Forse andrò controcorrente, forse qualcuno non capirà e proverò a spiegarmi. Proverò a spiegare perchè, con "frugalità" ma convinzione, vivrò il 25 aprile come giorno che è anche mio. Del resto tale data è un simbolo e, come tale, non può avere una e una sola lettura né alcuno è autorizzato a dirci, dal pulpito, quali significati può avere, oggi, una tale ricorrenza.

Oggi noi dovremmo vivere in un regime di democrazia e libertà, quindi di sovranità popolare e libertà d'espressione. E' sotto gli occhi di tutti come la sovranità popolare non sia che un semplice flatus vocis, una semplice paratia dietro cui si dibattono lobbies e oligarchie sovra-nazionali, sideralmente distanti dai luoghi, le comunità reali, ai quali noi vorremmo restituire la politica. Ed è sotto gli occhi di tutti come la libertà d'espressione sia sempre più tenue, sempre più ridotta in sostanza dalla cultura del "politicamente corretto" diffusa, viscidamente, dispiegando tutto l'arsenale mediatico, oltrechè giudiziario, che quest'epoca ha messo a disposizione di quel "legno storto" che è l'uomo.

Oggi, nonostante le forze politiche tutte convergano su tale forma di falsa democrazia liberale, si festeggia la liberazione dal fascismo, regime sotto il quale nessuno di noi, suppongo, gradirebbe vivere: un regime dove non vi era alcun costume politico fondante e fondamentale, dove le decisioni erano declamate dalla retorica roboante di un uomo che aveva deciso di statalizzare romanamente la persona umana, di un nazionalista incallito che umiliava quotidianamente i diritti dei nostri popoli e che ha voluto scorressero, nelle nostre terre, sangue e distruzione.
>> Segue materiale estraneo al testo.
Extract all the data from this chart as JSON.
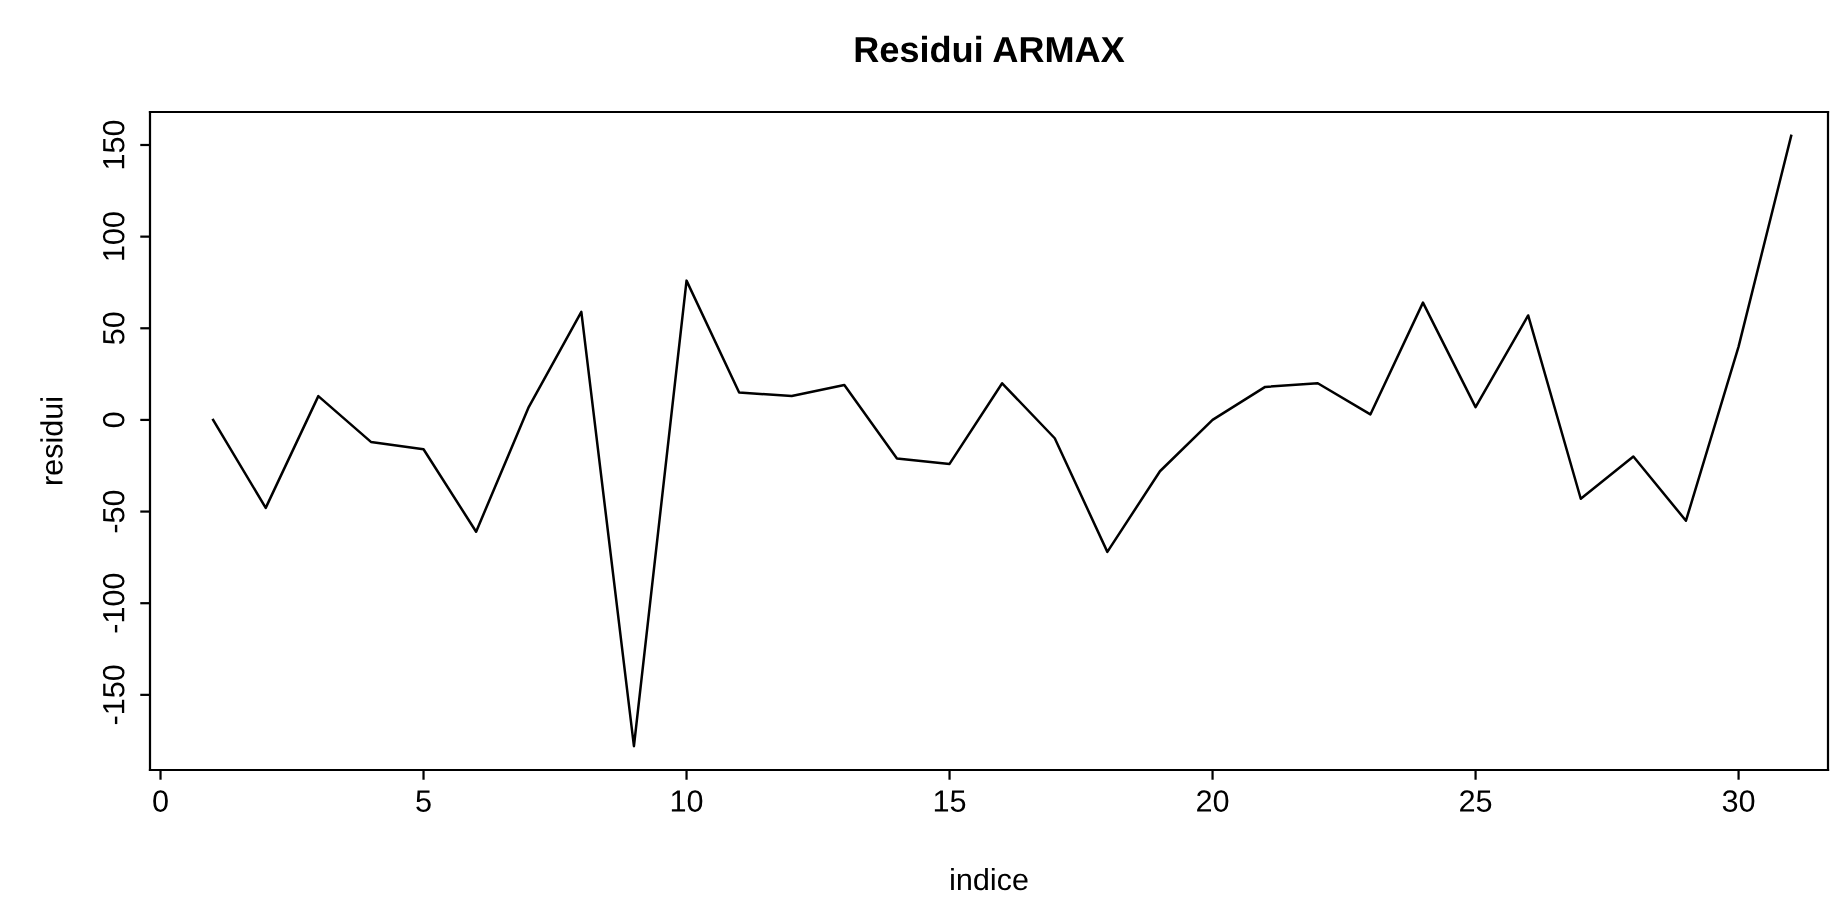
{
  "chart_data": {
    "type": "line",
    "title": "Residui ARMAX",
    "xlabel": "indice",
    "ylabel": "residui",
    "x": [
      1,
      2,
      3,
      4,
      5,
      6,
      7,
      8,
      9,
      10,
      11,
      12,
      13,
      14,
      15,
      16,
      17,
      18,
      19,
      20,
      21,
      22,
      23,
      24,
      25,
      26,
      27,
      28,
      29,
      30,
      31
    ],
    "series": [
      {
        "color": "#000000",
        "values": [
          0,
          -48,
          13,
          -12,
          -16,
          -61,
          7,
          59,
          -178,
          76,
          15,
          13,
          19,
          -21,
          -24,
          20,
          -10,
          -72,
          -28,
          0,
          18,
          20,
          3,
          64,
          7,
          57,
          -43,
          -20,
          -55,
          40,
          155
        ]
      }
    ],
    "xlim": [
      -0.2,
      31.7
    ],
    "ylim": [
      -191,
      168
    ],
    "xticks": [
      0,
      5,
      10,
      15,
      20,
      25,
      30
    ],
    "yticks": [
      -150,
      -100,
      -50,
      0,
      50,
      100,
      150
    ],
    "grid": false,
    "legend": false,
    "marker": "none",
    "line_style": "solid"
  }
}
Ebbene, in tutto ciò non posso riconoscermi: per promuovere la famiglia, l'indice demografico, il carattere etnico di una comunità politica, i valori sociali fondamentali indotti dall'appartenenza a una tradizione non serve e anzi non è utile una dittatura, che impone la Verità e non permette agli uomini di cercarla,riconoscerla e sentirsi ipso facto LIBERI attraverso Lei.
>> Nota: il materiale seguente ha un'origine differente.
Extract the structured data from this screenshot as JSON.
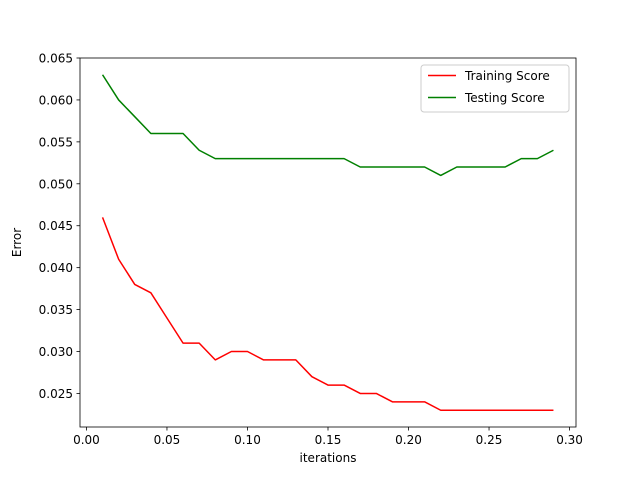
{
  "chart_data": {
    "type": "line",
    "title": "",
    "xlabel": "iterations",
    "ylabel": "Error",
    "xlim": [
      -0.004,
      0.304
    ],
    "ylim": [
      0.021,
      0.065
    ],
    "x_ticks": [
      0.0,
      0.05,
      0.1,
      0.15,
      0.2,
      0.25,
      0.3
    ],
    "x_tick_labels": [
      "0.00",
      "0.05",
      "0.10",
      "0.15",
      "0.20",
      "0.25",
      "0.30"
    ],
    "y_ticks": [
      0.025,
      0.03,
      0.035,
      0.04,
      0.045,
      0.05,
      0.055,
      0.06,
      0.065
    ],
    "y_tick_labels": [
      "0.025",
      "0.030",
      "0.035",
      "0.040",
      "0.045",
      "0.050",
      "0.055",
      "0.060",
      "0.065"
    ],
    "grid": false,
    "legend_position": "top-right",
    "x": [
      0.01,
      0.02,
      0.03,
      0.04,
      0.05,
      0.06,
      0.07,
      0.08,
      0.09,
      0.1,
      0.11,
      0.12,
      0.13,
      0.14,
      0.15,
      0.16,
      0.17,
      0.18,
      0.19,
      0.2,
      0.21,
      0.22,
      0.23,
      0.24,
      0.25,
      0.26,
      0.27,
      0.28,
      0.29
    ],
    "series": [
      {
        "name": "Training Score",
        "color": "#ff0000",
        "values": [
          0.046,
          0.041,
          0.038,
          0.037,
          0.034,
          0.031,
          0.031,
          0.029,
          0.03,
          0.03,
          0.029,
          0.029,
          0.029,
          0.027,
          0.026,
          0.026,
          0.025,
          0.025,
          0.024,
          0.024,
          0.024,
          0.023,
          0.023,
          0.023,
          0.023,
          0.023,
          0.023,
          0.023,
          0.023
        ]
      },
      {
        "name": "Testing Score",
        "color": "#008000",
        "values": [
          0.063,
          0.06,
          0.058,
          0.056,
          0.056,
          0.056,
          0.054,
          0.053,
          0.053,
          0.053,
          0.053,
          0.053,
          0.053,
          0.053,
          0.053,
          0.053,
          0.052,
          0.052,
          0.052,
          0.052,
          0.052,
          0.051,
          0.052,
          0.052,
          0.052,
          0.052,
          0.053,
          0.053,
          0.054
        ]
      }
    ]
  }
}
Non esiste potere politico legittimo che non nasca dall'anima delle comunità e che non venga esercitato e controllato dalle comunità stesse, la cui sovranità, autentico baluardo di libertà, non può essere in vendita al mercato dei diritti come avviene oggi. Questa è democrazia. Nè più né meno che tradizione, trasmissione di diritti politici da una generazione a quella successiva, conditio sine qua della possibilità di intuire un bene comune che non svilisca l'esercizio del potere e che non renda le nostre terre un deserto senz'anima e senza senso. E non c'è democrazia autentica se non c'è libertà d'espressione, se il potere giudiziario può intervenire con la forza a sottrarre un'opinione e relativo fautore al confronto politico ed elettorale. Oggi in italia questo è ancora possibile, perchè il codice penale rimane quello elaborato da un fascista in vista degli interessi e della pseudo-civiltà fascista. Ed è possibile quindi che, chi detiene potere, possa rivolgerlo contro gli interessi della sua stessa comunità, contro i diritti fondamentali dei suoi stessi concittadini.

Per questo le nostre terre hanno ancora bisogno di partigiani. Perchè i fascisti esistono ancora, e sono coloro che non vogliono rinunciare al DOMINIO dello Stato sulle comunità locali, coloro che non vogliono rinunciare a riconoscere la natura "sacra" di un semplice artificio storico, coloro che non hanno a cuore la verità ma il mito con cui infatuare le masse, coloro che non accettano il confronto con chi si ribella, pacificamente e democraticamente, a politiche che stanno assassinando l'Europa, coloro per cui la libertà è la volgare e innocua possibilità per l'uomo di non assumersi doveri sociali e politici, in perfetta coerenza con la natura non-democratica del potere. Invece libertà è voler vedere, voler esprimersi e voler costruire uno spazio migliore nell'interesse di chi ci seguirà. Libertà è, oggi, volersi fare partigiani,partigiani verdi, impugnare quindi la propria coscienza e la propria onestà contro i nuovi fascisti mascherati dall'ipocrisia e quindi ancora più pericolosi e subdoli.

E' con questo spirito che vivrò il 25 aprile: rammemorando come ci sono beni irrinunciabili che non sono stati ancora oggetto di conquista come i celebratori tipici vorrebbero farci credere, ma beni e valori che rimangono, ancora, impegno e programma per il futuro.

W IL "25 APRILE" ! W LA LIBERTA'! W LA PADANIA!